Sclerosi multipla: a Toronto si definiscono nuove ricerche per il futuro

ULTIMO AGGIORNAMENTO 17:20

Le ricerche di AISM (Associazione Italiana Sclerosi Multipla) e della sua fondazione per la lotta alla sclerosi multipla si muovono nella giusta direzione. E’ quanto emerso dal 62° Congresso dell’American Academy Neurology, in corso a Toronto, durante il quale sono state definite le strategie per il futuro. La sclerosi multipla è una malattia infiammatoria cronica demielinizzante, che colpisce il sistema nervoso centrale e per la quale non esiste ancora una terapia specifica.

Presentati a Toronto nuovi risultati legati alla sclerosi multipla

Il Prof. Zamboni, direttore del Centro Malattie Vascolari dell’Università di Ferrara, affiancato dal Prof. Zivadinov dell’Università di Buffalo, ha presentato ai circa 5 mila ricercatori provenienti da tutto il mondo i risultati della sua ricerca pubblicata sul “Journal of Neurology, Neurosurgery, & Psychiatry”, secondo la quale esiste una correlazione tra la CCSVI – insufficienza venosa cerebrospinale cronica – e la sclerosi multipla. In tale ricerca sono stati coinvolti 300 volontari: 65 affetti da varie forme di sclerosi e 235 sani o con altri disturbi neurologici. Le analisi compiuti su tali soggetti hanno evidenziato una forte correlazione tra il manifestarsi della sclerosi multipla e l’insufficienza venosa che (ad oggi) si crede possa essere causa o “partner” della malattia.
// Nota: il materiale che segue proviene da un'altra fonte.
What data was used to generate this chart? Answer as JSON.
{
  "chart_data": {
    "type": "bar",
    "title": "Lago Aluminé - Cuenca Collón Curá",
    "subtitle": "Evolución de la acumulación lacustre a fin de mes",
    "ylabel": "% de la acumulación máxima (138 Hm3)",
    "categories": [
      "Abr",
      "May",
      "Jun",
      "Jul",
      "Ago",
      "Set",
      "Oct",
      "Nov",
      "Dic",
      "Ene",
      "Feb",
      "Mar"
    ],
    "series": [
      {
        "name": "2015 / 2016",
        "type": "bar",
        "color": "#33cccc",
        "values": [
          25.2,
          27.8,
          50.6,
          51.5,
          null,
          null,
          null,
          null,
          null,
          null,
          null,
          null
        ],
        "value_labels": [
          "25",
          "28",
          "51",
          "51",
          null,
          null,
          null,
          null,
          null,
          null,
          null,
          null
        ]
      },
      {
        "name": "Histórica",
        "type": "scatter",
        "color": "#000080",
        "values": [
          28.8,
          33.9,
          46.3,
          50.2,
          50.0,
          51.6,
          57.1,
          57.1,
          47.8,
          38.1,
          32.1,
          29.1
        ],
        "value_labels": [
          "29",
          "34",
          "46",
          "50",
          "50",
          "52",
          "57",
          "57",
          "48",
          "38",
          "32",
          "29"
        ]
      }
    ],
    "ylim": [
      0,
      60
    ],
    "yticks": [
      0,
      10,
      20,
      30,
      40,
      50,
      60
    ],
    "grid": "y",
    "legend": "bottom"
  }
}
Secondo la teoria, occlusioni o restringimenti delle principali vene che portano via il sangue da cervello e midollo spinale (giugulari interne e vena azygos) rallenterebbero il flusso del sangue cerebrale. Ciò aumenterebbe la pressione delle vene della regione e renderebbe più probabile l’accumulo di ferro attorno ai vasi sanguigni che darebbe il via alla la risposta autoimmune tipica della sclerosi multipla.

Durante il Congresso, la comunità scientifica ha riconosciuto l’importanza della scoperta, ma ha sottolineato l’importanza della necessità di eseguire sperimentazioni controllate e multicentriche per verificarne la validità, invitando i pazienti affetti da sclerosi multipla a non interrompere le terapie seguite sino ad oggi. Il professore commenta: “Non mi azzardo a dire di aver trovato una terapia risolutiva per la sclerosi multipla: i dati sono pochi, devono essere confermati e riprodotti da altri. Si è sempre detto che questa malattia è multifattoriale: quello che ho individuato può essere uno dei vari meccanismi alla base del problema”.

”L’AISM e la sua Fondazione ha già avviato sul piano italiano ed internazionale ulteriori studi per dare una risposta sull’efficacia e sicurezza dell’intervento terapeutico di allargamento dei vasi venosi, elementi essenziali per poter far decidere al servizio pubblico di inserire questo approccio tra i trattamenti offerti dal Servizio Sanitario Nazionale” ha dichiarato Mario Alberto Battaglia, presidente della Fondazione Italiana Sclerosi Multipla.